Negative impact of Facebook:
An unwelcome distraction: Facebook is known to cause addiction to the teens as they continue to check the phone. As a result, people are not able to focus on important tasks. The continuous receiving of jokes and trolls can drive people insane and makes them crazy. Lots of irrelevant questions cloud the mind when somebody on the other end is not responding to the messages on the phone.
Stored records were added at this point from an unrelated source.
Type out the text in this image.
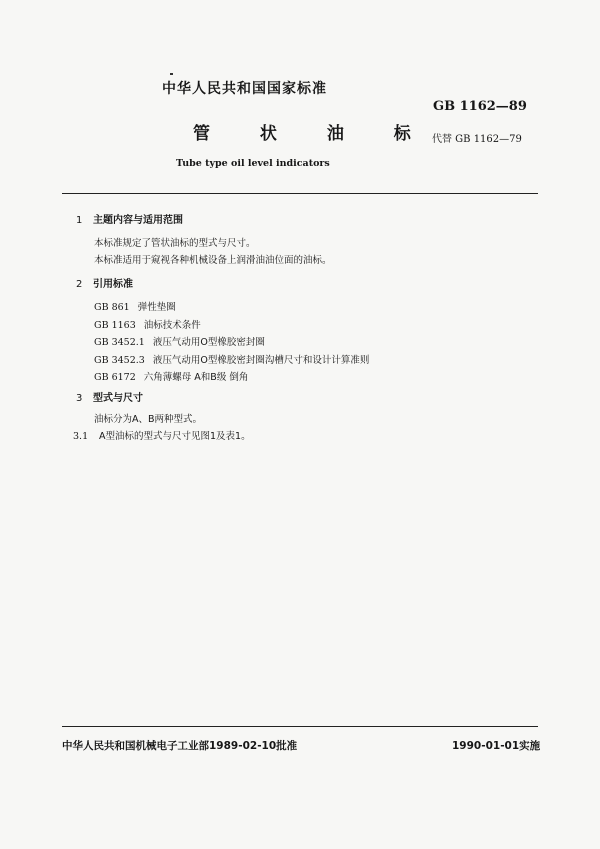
中华人民共和国国家标准
GB 1162—89
管 状 油 标 代替 GB 1162—79
Tube type oil level indicators
1 主题内容与适用范围
本标准规定了管状油标的型式与尺寸。
本标准适用于窥视各种机械设备上润滑油油位面的油标。
2 引用标准
GB 861 弹性垫圈
GB 1163 油标技术条件
GB 3452.1 液压气动用O型橡胶密封圈
GB 3452.3 液压气动用O型橡胶密封圈沟槽尺寸和设计计算准则
GB 6172 六角薄螺母 A和B级 倒角
3 型式与尺寸
油标分为A、B两种型式。
3.1 A型油标的型式与尺寸见图1及表1。
中华人民共和国机械电子工业部1989-02-10批准	1990-01-01实施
Aloofness from the real world: People engaged with Facebook lose their touch to the outside world. As a result, they become social inaccessible and aloof. Non-interaction with the society proves harmful to the Facebook addict. They are extremely obsessed with sharing of selfies, videos and audio files among the friends and colleagues.
Health Risks of Facebook
Facebook depression — a condition said to result when tweens and teens spend too much time on social media, leading them to turn to “substance abuse, unsafe sexual practices, or aggressive or self-destructive behaviors.” The more time adolescent girls spent on the social networking site, the more likely they were to develop eating disorders such as anorexia, bulimia, and extreme dieting, researchers recently found. But researchers aren’t saying that social networking sites necessarily cause eating disorders; as with Facebook depression, it may be that people prone to eating disorders spend more time online. What’s more, the researchers found that parents can help protect their daughters from harmful effects of media: The children of parents who were aware of what their daughters were viewing online and talked to them about what they saw and how much time they spent were less prone to develop eating disorders, according to study.